SEO vs PPC or More Powerful Combined?


paid-search-seoSEO vs PPC is a question that is often raised by my clients. Depending on who you speak to, some people will entice you with the “dark art” of obtaining quality visitors through Search Engine Optimisation (SEO). Others will say that PPC (Pay-Per-Click) in the right hands is like watching a skilled surgeon at work…

Fortunately, I provide both SEO and PPC to my clients so I don’t favour one approach over the other – it really depends on my clients’ needs.

In my opinion, both are useful and complementary: ppc is quick and precise, SEO takes longer but you are building inherent value into your website. Here’s my full list of things you should consider when making your own decision about SEO vs PPC:


Speed and control

Sometimes I’m impatient (or my client is). It might be an immediate business requirement such the need to bring sales into this quarter or a product launch. Perfect for PPC as it’s rapid: a new campaign or new keyword(s) can be up and running in any location around the world in about 15 mins.

SEO is the medium/long-term game; it requires planning and application of SEO best-practices throughout your website (on-page) and externally (promoting content and attracting links). Once these changes are made, you’re in the hands of the gods (aka the search engines).

Keyword inventory

With SEO it makes sense to focus on your primary and secondary keywords. Trying to get all the keywords known to man crammed into your site is not good for your brand, your business or your visitors. Paid-search keyword inventory does not need to be restricted in this way so it can include long-tail keywords i.e keywords that may be lower in search volume but that are more likely to result in a conversion.

Message rotation

Good online marketing is all about testing and measurement. Rotation of messages (ie advert copy) in PPC is a powerful feature allowing comparative performance of creative. New adverts can be posted within minutes. By comparison, the organic search results equivalent is the meta description – the snippet of page information that appears in the search listing – this is more difficult to change and needs the search engines to update their indexes to take effect. Even then, trying to determine which organic search call-to-action works best is difficult.

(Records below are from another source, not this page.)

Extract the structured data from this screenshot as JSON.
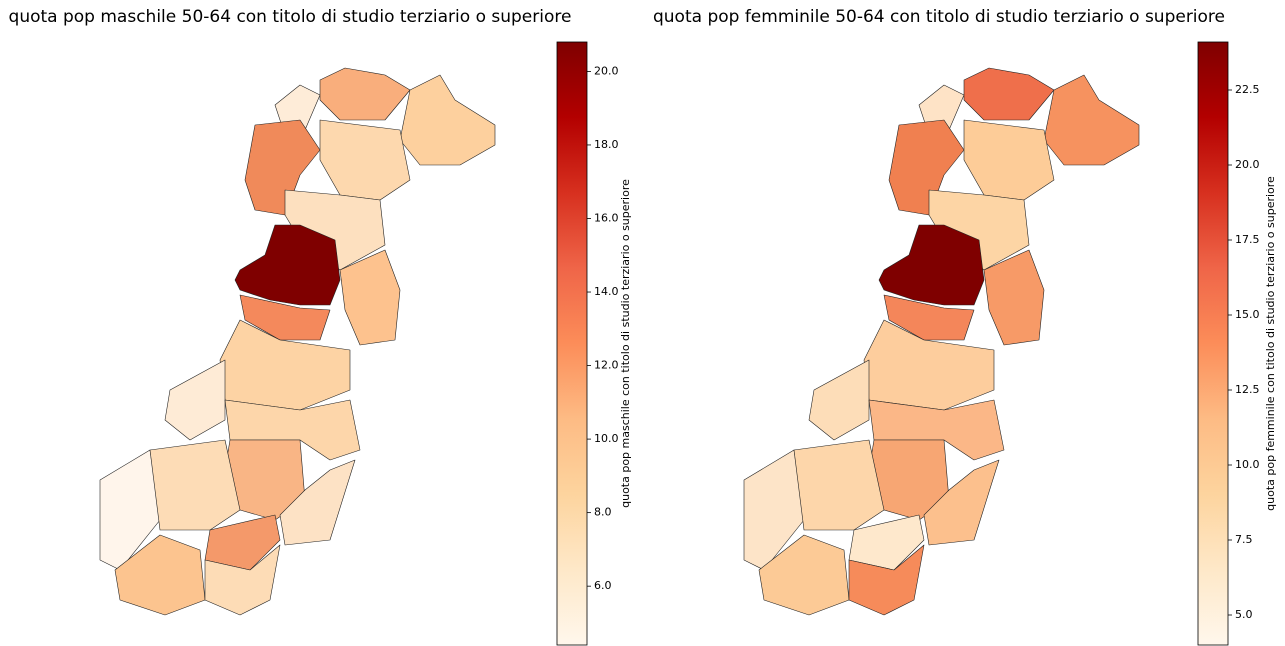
{
  "maps": [
    {
      "title": "quota pop maschile 50-64 con titolo di studio terziario o superiore",
      "colorbar": {
        "label": "quota pop maschile con titolo di studio terziario o superiore",
        "lim": [
          4.4,
          20.8
        ],
        "ticks": [
          {
            "value": 6,
            "label": "6.0"
          },
          {
            "value": 8,
            "label": "8.0"
          },
          {
            "value": 10,
            "label": "10.0"
          },
          {
            "value": 12,
            "label": "12.0"
          },
          {
            "value": 14,
            "label": "14.0"
          },
          {
            "value": 16,
            "label": "16.0"
          },
          {
            "value": 18,
            "label": "18.0"
          },
          {
            "value": 20,
            "label": "20.0"
          }
        ]
      }
    },
    {
      "title": "quota pop femminile 50-64 con titolo di studio terziario o superiore",
      "colorbar": {
        "label": "quota pop femminile con titolo di studio terziario o superiore",
        "lim": [
          4.0,
          24.1
        ],
        "ticks": [
          {
            "value": 5,
            "label": "5.0"
          },
          {
            "value": 7.5,
            "label": "7.5"
          },
          {
            "value": 10,
            "label": "10.0"
          },
          {
            "value": 12.5,
            "label": "12.5"
          },
          {
            "value": 15,
            "label": "15.0"
          },
          {
            "value": 17.5,
            "label": "17.5"
          },
          {
            "value": 20,
            "label": "20.0"
          },
          {
            "value": 22.5,
            "label": "22.5"
          }
        ]
      }
    }
  ]
}
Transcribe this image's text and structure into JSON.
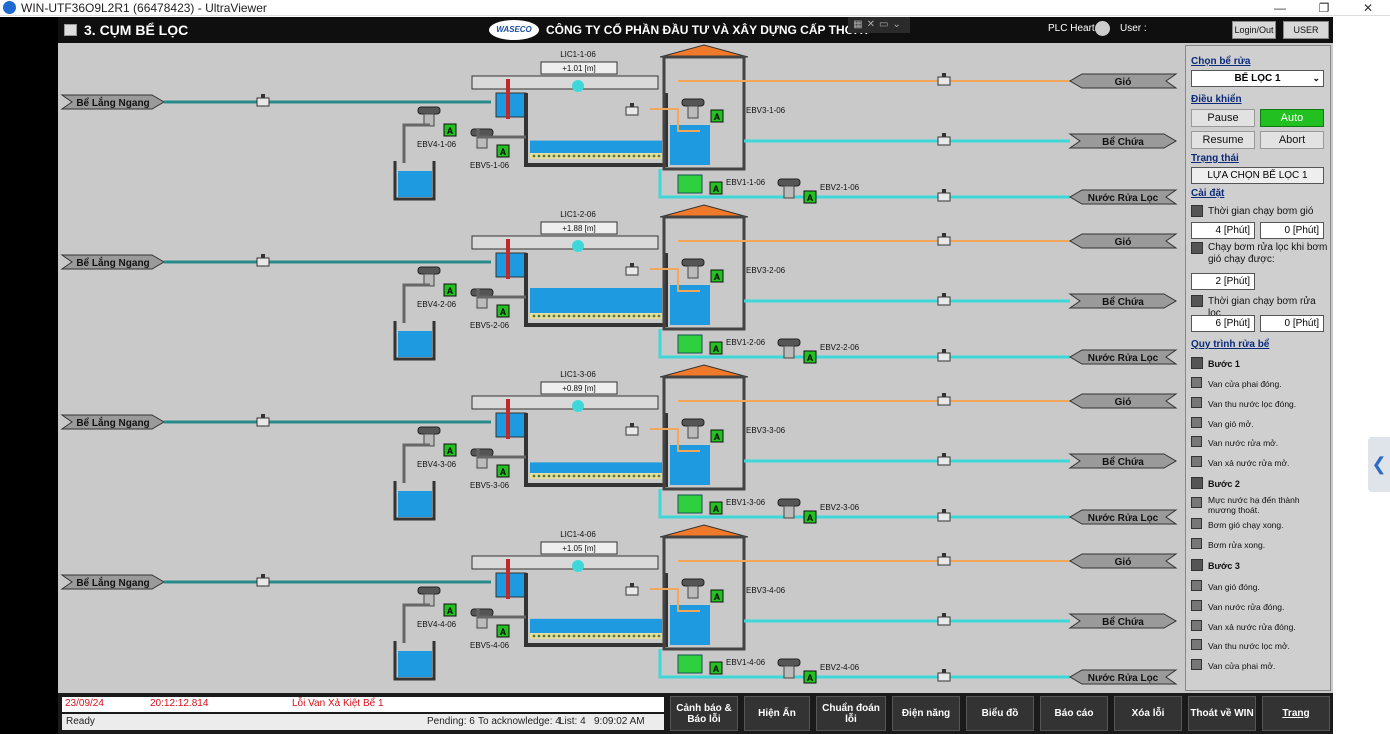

Through contextual advertising eg Google’s AdSense, you have access to an additional audience: visitors on the content network (i.e. 3rd party websites showing adverts). This contextual advertising network is good for branding and can yield very high conversion rates from information-led surfers (with the right offer of course).


SEO should be a relatively fixed cost whereas PPC can be variable. PPC budgets can be set but it’s a keyword auction. If the competition raises its bids, you must do so if you wish to maintain your position. If your PPC budgets are cut, so is your traffic!

Target your competitors

You are allow to bid on competitor brand terms and trademarks in the UK providing these terms do not appear in the advert copy. This type of tactical marketing cannot ethically be delivered by SEO.

Targeting your competitors brand terms is good for your branding and, in my experience, the sales you can generate compared to the cost of acquiring the business can be attractive.

Visitor purchase preference

There are times when an organic search listing may be preferred by a searcher. If they’re looking to buy a product online, they might lean towards clicking on an advert but if theyre looking for information on a medical condition or doing some background research early in their purchasing cycle, they may prefer to click on on organic search result.

PPC will improve your SEO

The performance data you can get from PPC will help take your SEO to another level.

When planning your SEO campaign, keyword tools can only take you so far; they are, at best, estimates and they cannot tell you which keywords will convert into leads or online transactions. With PPC performance and conversion data, you’ll know with much greater confidence which keywords you should be monitoring and feeding into any SEO programme.

Another major consideration is that, in October 2011, Google started hiding the search-queries from some organic searches so they couldn’t be seen in Google Analytics (or any analytics app for that matter). They claimed this was done for privacy reasons. Interestingly, this search-query data is still available to Google AdWords advertisers who are paying to see it…so much for privacy concerns. This means your Google AdWords campaign is the only way to expose much of the search-query data that you need to optimise your website for organic search.

Finally, in all the Client campaigns I’ve managed, I’ve noticed that including specific keywords in PPC often results in the Client’s organic rankings for those keywords improving too. Why?  Well, the most likely reason is that some of the new visitors from PPC will link to the landing page or share it across social media. More (quality) links can improve the authority of that page which helps push it up the rankings.

Another reason is that Google is using click data from PPC to influence it’s organic search rankings. Now, Google has always maintained that PPC and organic search have no influence on each other: just because an advertiser pays to get clicks should not mean that they get any preferential treatment when it comes to organic search results. Makes sense. However, a click on a paid-search advert in response to a specific search query says something about relevance. If that paid-search visitor doesn’t bounce from the landing pages (ie an exit after just viewing that page) that says something too about the quality of the content. If Google has that insight into relevance and quality, wouldn’t it be tempted to use it irrespective of whether that data came from paid or organic search? I would.